Science

Gene therapy leads to sight gain in patients going blind

The treatment corrected the genetic cause of a rare inherited eye disease.

An experimental gene therapy treatment has improved the sight of patients with a rare blindness condition.

In a ground-breaking trial, the technique prevented vision loss in 12 out of 14 participants without complications.

A number of patients saw their vision improve and six gained the ability to identify more than five  letters in eye tests.

Patients were monitored for up to five years.

During this time visual ability was maintained in only a quarter of untreated eyes.

All the participants suffered from choroideremia, an inherited condition than triggers progressive vision loss.

The disease, which mostly affects men, is caused by the gradual loss of light-sensitive retinal cells at the back of the eye.

Each patient in the trial had a harmless virus carrying a missing gene injected into the back of the eye.

Lead scientist Professor Robert MacLaren, from Oxford Eye Hospital, said: “The early results of vision improvement we saw have been sustained for as long as we have been following up these patients and in several the gene therapy injection was over five years ago.
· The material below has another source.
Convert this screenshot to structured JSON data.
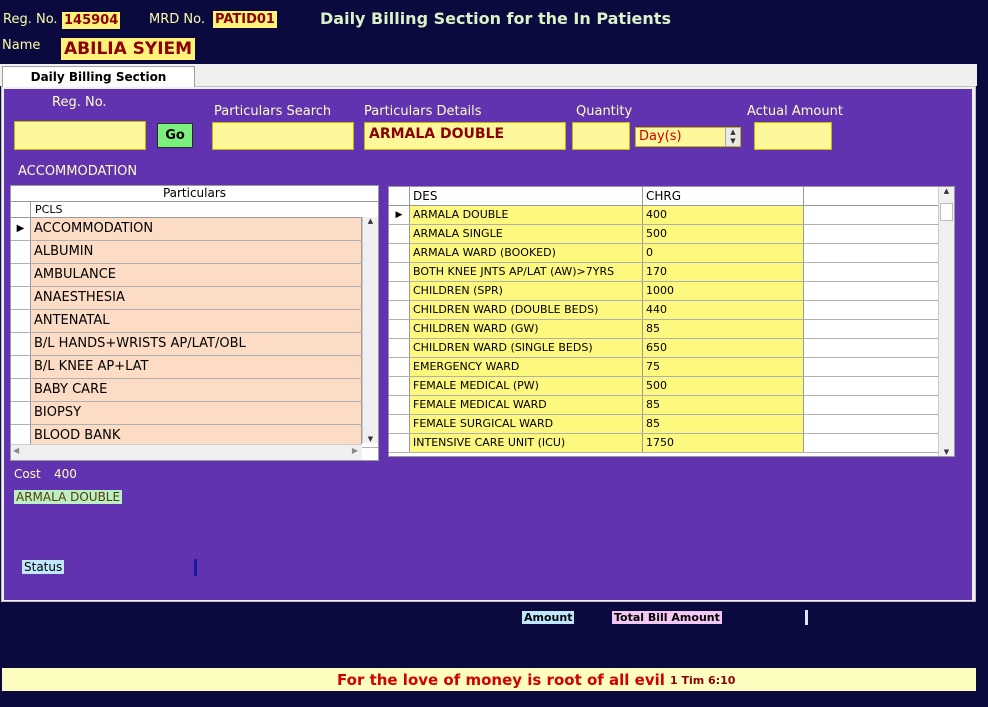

“The trial has made a big difference to their lives.”

The small pilot trial, reported in the journal Nature Medicine, has paved the way for a much larger on-going study involving more than 100 patients from nine European countries and North America.

Gene therapy seeks to treat inherited diseases by correcting defective DNA.

The usual method is to employ a genetically engineered virus to “infect” a patient with the “right” version of a gene.

Dr Neil Ebenezer, director of research at the charity Fight For Sight, which funded the trial, said: “All research breakthroughs are made by standing on the shoulders of others.

“Our mission is to fund research that will stop sight loss and we’re delighted to have been part of this breakthrough which will have huge benefits for the future.

“This technique could transform how we treat diseases and could have broad applicability to a range of other conditions.”